Appeals Court Vacates Sex Offender Registration
A convicted sex offender’s appeal of his designation as a sexually violent offender under the state’s Sex Offender Registration Act is coming back to Chautauqua County Court.
The Fourth Department Court of Appeals in Rochester ruled recently that a former Pennsylvania resident who was convicted by a jury of statutory sexual assault, aggravated indecent assault and involuntary deviate sexual intercourse was improperly designated a sexually violent offender by County Court Judge David Foley when he rendered his decision in the case on June 29, 2023. According to the case summary prepared by the Board of Examiners of Sex Offenders in New York, the Pennsylvania man had oral and other sexual conduct with a child from the summer of 1995 through the spring of 2020.
The former Pennsylvania resident is challenging the designation as a sexually violent offender since it would require him to a lifetime registration in New York. Like five similar cases involving Chautauqua County over the past year, the man is challenging the court’s reliance of a section of the Sex Offender Registration Act that defines a sexually violent offender under the foreign registration clause, which says a sexually violent offense includes a conviction of a felony in any other jurisdiction in which the conviction occurred.”

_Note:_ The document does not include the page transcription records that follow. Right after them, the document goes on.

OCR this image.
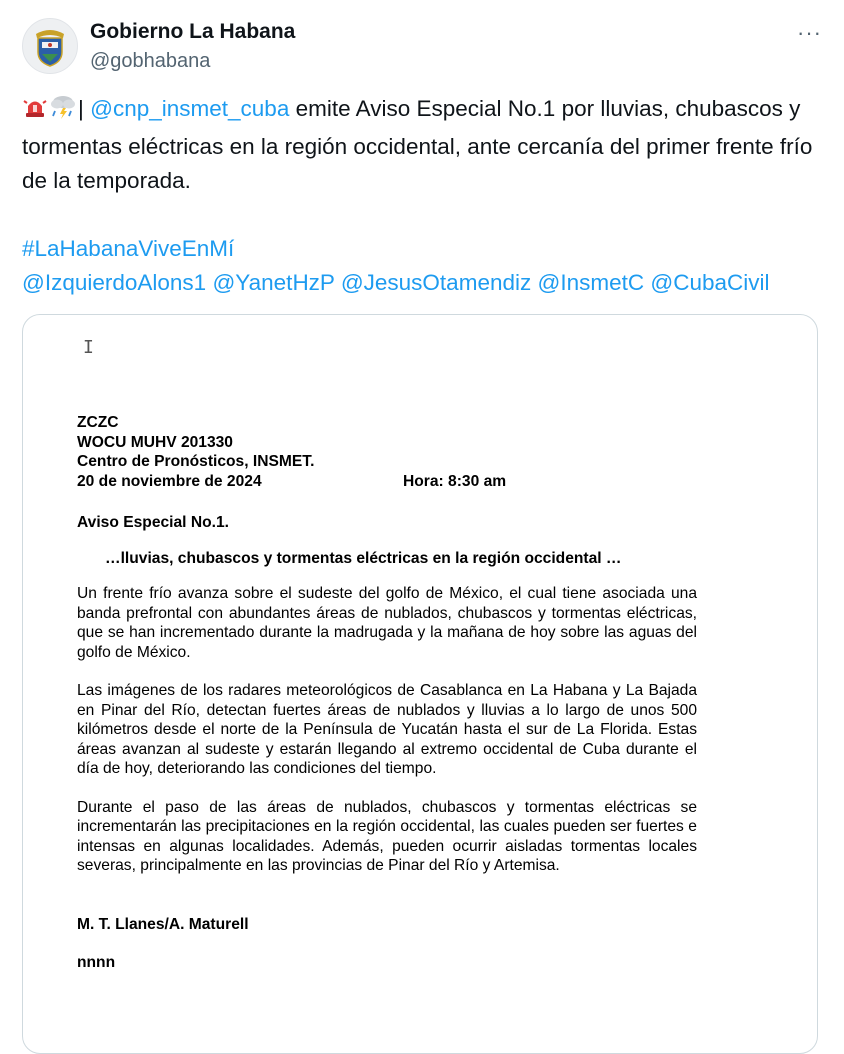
Gobierno La Habana
@gobhabana
···

| @cnp_insmet_cuba emite Aviso Especial No.1 por lluvias, chubascos y tormentas eléctricas en la región occidental, ante cercanía del primer frente frío de la temporada.

#LaHabanaViveEnMí

@IzquierdoAlons1 @YanetHzP @JesusOtamendiz @InsmetC @CubaCivil

I
ZCZC
WOCU MUHV 201330
Centro de Pronósticos, INSMET.
20 de noviembre de 2024	Hora: 8:30 am
Aviso Especial No.1.
…lluvias, chubascos y tormentas eléctricas en la región occidental …

Un frente frío avanza sobre el sudeste del golfo de México, el cual tiene asociada una banda prefrontal con abundantes áreas de nublados, chubascos y tormentas eléctricas, que se han incrementado durante la madrugada y la mañana de hoy sobre las aguas del golfo de México.

Las imágenes de los radares meteorológicos de Casablanca en La Habana y La Bajada en Pinar del Río, detectan fuertes áreas de nublados y lluvias a lo largo de unos 500 kilómetros desde el norte de la Península de Yucatán hasta el sur de La Florida. Estas áreas avanzan al sudeste y estarán llegando al extremo occidental de Cuba durante el día de hoy, deteriorando las condiciones del tiempo.

Durante el paso de las áreas de nublados, chubascos y tormentas eléctricas se incrementarán las precipitaciones en la región occidental, las cuales pueden ser fuertes e intensas en algunas localidades. Además, pueden ocurrir aisladas tormentas locales severas, principalmente en las provincias de Pinar del Río y Artemisa.

M. T. Llanes/A. Maturell
nnnn
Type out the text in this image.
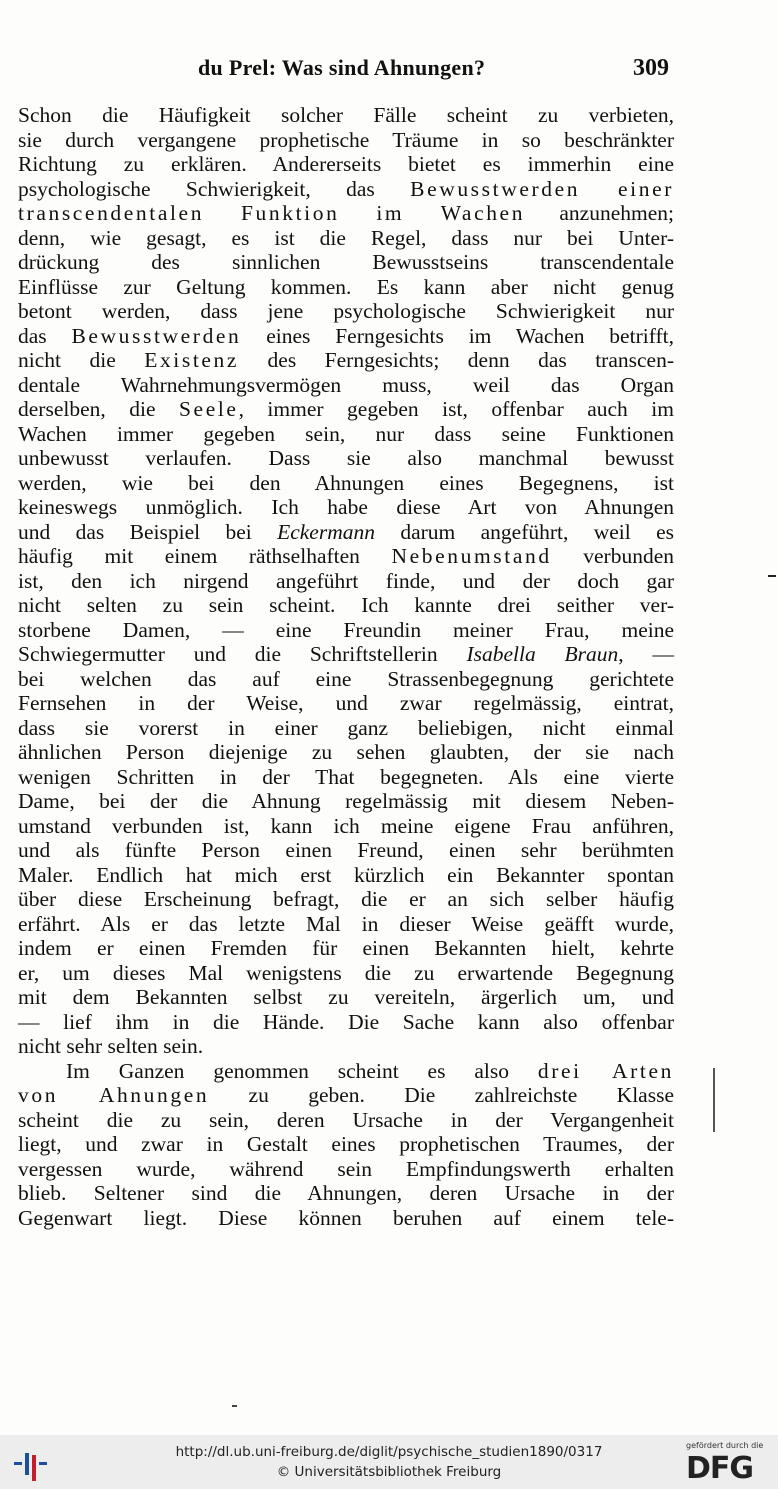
du Prel: Was sind Ahnungen?	309
Schon die Häufigkeit solcher Fälle scheint zu verbieten,
sie durch vergangene prophetische Träume in so beschränkter
Richtung zu erklären. Andererseits bietet es immerhin eine
psychologische Schwierigkeit, das Bewusstwerden einer
transcendentalen Funktion im Wachen anzunehmen;
denn, wie gesagt, es ist die Regel, dass nur bei Unter-
drückung des sinnlichen Bewusstseins transcendentale
Einflüsse zur Geltung kommen. Es kann aber nicht genug
betont werden, dass jene psychologische Schwierigkeit nur
das Bewusstwerden eines Ferngesichts im Wachen betrifft,
nicht die Existenz des Ferngesichts; denn das transcen-
dentale Wahrnehmungsvermögen muss, weil das Organ
derselben, die Seele, immer gegeben ist, offenbar auch im
Wachen immer gegeben sein, nur dass seine Funktionen
unbewusst verlaufen. Dass sie also manchmal bewusst
werden, wie bei den Ahnungen eines Begegnens, ist
keineswegs unmöglich. Ich habe diese Art von Ahnungen
und das Beispiel bei Eckermann darum angeführt, weil es
häufig mit einem räthselhaften Nebenumstand verbunden
ist, den ich nirgend angeführt finde, und der doch gar
nicht selten zu sein scheint. Ich kannte drei seither ver-
storbene Damen, — eine Freundin meiner Frau, meine
Schwiegermutter und die Schriftstellerin Isabella Braun, —
bei welchen das auf eine Strassenbegegnung gerichtete
Fernsehen in der Weise, und zwar regelmässig, eintrat,
dass sie vorerst in einer ganz beliebigen, nicht einmal
ähnlichen Person diejenige zu sehen glaubten, der sie nach
wenigen Schritten in der That begegneten. Als eine vierte
Dame, bei der die Ahnung regelmässig mit diesem Neben-
umstand verbunden ist, kann ich meine eigene Frau anführen,
und als fünfte Person einen Freund, einen sehr berühmten
Maler. Endlich hat mich erst kürzlich ein Bekannter spontan
über diese Erscheinung befragt, die er an sich selber häufig
erfährt. Als er das letzte Mal in dieser Weise geäfft wurde,
indem er einen Fremden für einen Bekannten hielt, kehrte
er, um dieses Mal wenigstens die zu erwartende Begegnung
mit dem Bekannten selbst zu vereiteln, ärgerlich um, und
— lief ihm in die Hände. Die Sache kann also offenbar
nicht sehr selten sein.
Im Ganzen genommen scheint es also drei Arten
von Ahnungen zu geben. Die zahlreichste Klasse
scheint die zu sein, deren Ursache in der Vergangenheit
liegt, und zwar in Gestalt eines prophetischen Traumes, der
vergessen wurde, während sein Empfindungswerth erhalten
blieb. Seltener sind die Ahnungen, deren Ursache in der
Gegenwart liegt. Diese können beruhen auf einem tele-
http://dl.ub.uni-freiburg.de/diglit/psychische_studien1890/0317
© Universitätsbibliothek Freiburg
gefördert durch die
DFG
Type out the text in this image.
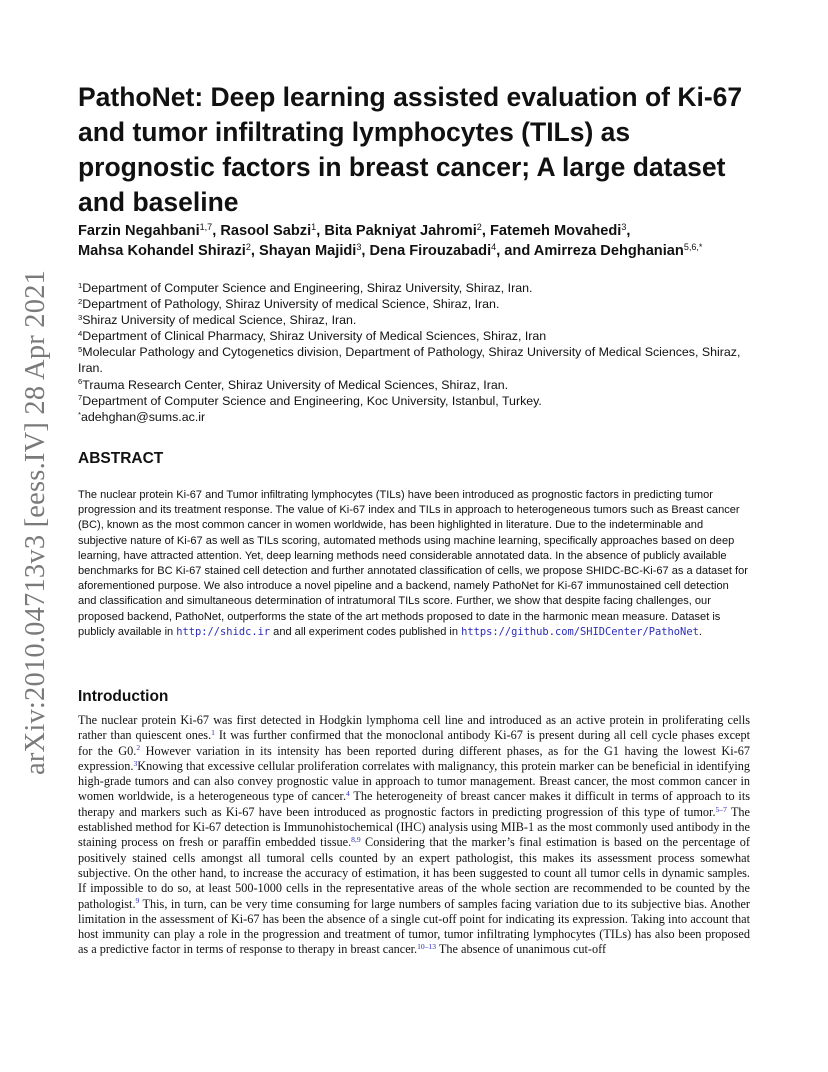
arXiv:2010.04713v3 [eess.IV] 28 Apr 2021
PathoNet: Deep learning assisted evaluation of Ki-67 and tumor infiltrating lymphocytes (TILs) as prognostic factors in breast cancer; A large dataset and baseline
Farzin Negahbani$^{1,7}$, Rasool Sabzi$^1$, Bita Pakniyat Jahromi$^2$, Fatemeh Movahedi$^3$, Mahsa Kohandel Shirazi$^2$, Shayan Majidi$^3$, Dena Firouzabadi$^4$, and Amirreza Dehghanian$^{5,6,*}$
$^1$Department of Computer Science and Engineering, Shiraz University, Shiraz, Iran.
$^2$Department of Pathology, Shiraz University of medical Science, Shiraz, Iran.
$^3$Shiraz University of medical Science, Shiraz, Iran.
$^4$Department of Clinical Pharmacy, Shiraz University of Medical Sciences, Shiraz, Iran
$^5$Molecular Pathology and Cytogenetics division, Department of Pathology, Shiraz University of Medical Sciences, Shiraz, Iran.
$^6$Trauma Research Center, Shiraz University of Medical Sciences, Shiraz, Iran.
$^7$Department of Computer Science and Engineering, Koc University, Istanbul, Turkey.
*adehghan@sums.ac.ir
ABSTRACT

The nuclear protein Ki-67 and Tumor infiltrating lymphocytes (TILs) have been introduced as prognostic factors in predicting tumor progression and its treatment response. The value of Ki-67 index and TILs in approach to heterogeneous tumors such as Breast cancer (BC), known as the most common cancer in women worldwide, has been highlighted in literature. Due to the indeterminable and subjective nature of Ki-67 as well as TILs scoring, automated methods using machine learning, specifically approaches based on deep learning, have attracted attention. Yet, deep learning methods need considerable annotated data. In the absence of publicly available benchmarks for BC Ki-67 stained cell detection and further annotated classification of cells, we propose SHIDC-BC-Ki-67 as a dataset for aforementioned purpose. We also introduce a novel pipeline and a backend, namely PathoNet for Ki-67 immunostained cell detection and classification and simultaneous determination of intratumoral TILs score. Further, we show that despite facing challenges, our proposed backend, PathoNet, outperforms the state of the art methods proposed to date in the harmonic mean measure. Dataset is publicly available in http://shidc.ir and all experiment codes published in https://github.com/SHIDCenter/PathoNet.

Introduction

The nuclear protein Ki-67 was first detected in Hodgkin lymphoma cell line and introduced as an active protein in proliferating cells rather than quiescent ones.$^1$ It was further confirmed that the monoclonal antibody Ki-67 is present during all cell cycle phases except for the G0.$^2$ However variation in its intensity has been reported during different phases, as for the G1 having the lowest Ki-67 expression.$^3$Knowing that excessive cellular proliferation correlates with malignancy, this protein marker can be beneficial in identifying high-grade tumors and can also convey prognostic value in approach to tumor management. Breast cancer, the most common cancer in women worldwide, is a heterogeneous type of cancer.$^4$ The heterogeneity of breast cancer makes it difficult in terms of approach to its therapy and markers such as Ki-67 have been introduced as prognostic factors in predicting progression of this type of tumor.$^{5-7}$ The established method for Ki-67 detection is Immunohistochemical (IHC) analysis using MIB-1 as the most commonly used antibody in the staining process on fresh or paraffin embedded tissue.$^{8,9}$ Considering that the marker’s final estimation is based on the percentage of positively stained cells amongst all tumoral cells counted by an expert pathologist, this makes its assessment process somewhat subjective. On the other hand, to increase the accuracy of estimation, it has been suggested to count all tumor cells in dynamic samples. If impossible to do so, at least 500-1000 cells in the representative areas of the whole section are recommended to be counted by the pathologist.$^9$ This, in turn, can be very time consuming for large numbers of samples facing variation due to its subjective bias. Another limitation in the assessment of Ki-67 has been the absence of a single cut-off point for indicating its expression. Taking into account that host immunity can play a role in the progression and treatment of tumor, tumor infiltrating lymphocytes (TILs) has also been proposed as a predictive factor in terms of response to therapy in breast cancer.$^{10-13}$ The absence of unanimous cut-off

The Fourth Department Appellate Court of Appeals has ruled in the past that the use of the foreign registration clause violates some defendants’ rights under the U.S. Constitution. Heather Burley, a county public defender, argued that the provision is unconstitutional on its face and as applied to the Pennsylvania man by Foley. Amber Payne argued the case on behalf of the Chautauqua County District Attorney’s office.
“With respect to the defendant’s as-applied substantive due process claim, we conclude, based on the reasoning applied by the plurality in People v. Malloy that there is no rational basis for designating a defendant a sexually violent offender solely on the ground of his conviction of the Pennsylvania felony sex offense requiring him to register as a sex offender in that jurisdiction,” wrote Justice Nancy Smith for the court. “Defendant has therefore met his burden of showing that the imposition of the sexually violent offender designation under the second disjunctive clause of Correction Law Section 168-a(3)(b), as applied to him, violates his constitutional right to substantive due process.”
The justices didn’t agree, though, that the Pennsylvania man shouldn’t be considered a sexually violent offender. That matter, Smith’s opinion states, is still an open question.
“However, we note that the issue of whether the essential elements of any of the Pennsylvania felonies were the statutory equivalent of a sexually violent offense in New York under the essential elements test set out in the first disjunctive clause of Correction Law Section 168-a(3)(b) was never raised before County Court,” Smith wrote. We decline to consider that alternative basis for affirmance, sua sponte, for the first time on appeal. We therefore remit to county court to consider whether any of the Pennsylvania felonies include all of the essential elements of a sexually violent offense set forth in state Correction Law Section 168-a(3)(a).”